For the Training and Test Error calculation I tried the following codes:
range <- c(2:20)
for (i in range) {
prune.fit <- prune.tree(fit, best = i)
plot(prune.fit) # all the plots :)
text(prune.fit, pretty = 0)
pred.fittrain[i] <- predict(prune.fit[i], newdata = my_ahp_train)
mean((pred.fittrain - my_ahp_train$sale_price)^2)
pred.fittest[i] <- predict(prune.fit[i], newdata = my_ahp_test)
mean((pred.fittest - my_ahp_test$sale_price)^2)
}
AND
range <- c(2:20)
for (i in range) {
prune.fit <- prune.tree(fit, best = i)
plot(prune.fit) # all the plots :)
text(prune.fit, pretty = 0)
pred.fittrain <- predict(prune.fit, newdata = my_ahp_train)
mean((pred.fittrain - my_ahp_train$sale_price)^2)

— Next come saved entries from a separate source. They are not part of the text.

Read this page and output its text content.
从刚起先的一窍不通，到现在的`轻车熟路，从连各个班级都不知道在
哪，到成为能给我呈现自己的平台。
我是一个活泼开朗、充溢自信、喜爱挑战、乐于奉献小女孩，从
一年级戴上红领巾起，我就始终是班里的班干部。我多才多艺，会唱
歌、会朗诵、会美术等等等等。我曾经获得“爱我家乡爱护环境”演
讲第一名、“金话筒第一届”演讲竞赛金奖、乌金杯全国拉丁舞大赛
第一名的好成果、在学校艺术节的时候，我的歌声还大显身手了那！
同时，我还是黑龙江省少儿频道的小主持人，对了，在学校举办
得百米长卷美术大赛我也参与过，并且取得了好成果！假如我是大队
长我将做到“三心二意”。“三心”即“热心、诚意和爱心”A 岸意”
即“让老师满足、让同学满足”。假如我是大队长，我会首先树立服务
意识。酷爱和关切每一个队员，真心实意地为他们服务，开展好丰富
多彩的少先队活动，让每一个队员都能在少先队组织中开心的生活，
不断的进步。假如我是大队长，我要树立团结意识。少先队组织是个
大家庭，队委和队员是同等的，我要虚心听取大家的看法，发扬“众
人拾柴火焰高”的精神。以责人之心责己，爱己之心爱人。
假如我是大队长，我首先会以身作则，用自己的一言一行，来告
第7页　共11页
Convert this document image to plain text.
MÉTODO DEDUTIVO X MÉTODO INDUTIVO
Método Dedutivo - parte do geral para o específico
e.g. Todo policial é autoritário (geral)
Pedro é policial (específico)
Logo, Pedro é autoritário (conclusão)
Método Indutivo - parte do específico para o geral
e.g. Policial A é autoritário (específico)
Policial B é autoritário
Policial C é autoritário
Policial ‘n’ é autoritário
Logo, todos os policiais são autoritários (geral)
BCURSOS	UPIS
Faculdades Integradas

pred.fittest <- predict(prune.fit, newdata = my_ahp_test)
mean((pred.fittest - my_ahp_test$sale_price)^2)
}
AND
for (i in range) {
pred.fittrain[i] <- predict(prune.fit[i], newdata = my_ahp_train)
mean((pred.fittrain - my_ahp_train$sale_price)^2)
pred.fittest[i] <- predict(prune.fit[i], newdata = my_ahp_test)
mean((pred.fittest - my_ahp_test$sale_price)^2)
}
I was expecting one of these to generate the training and test errors for each decision tree.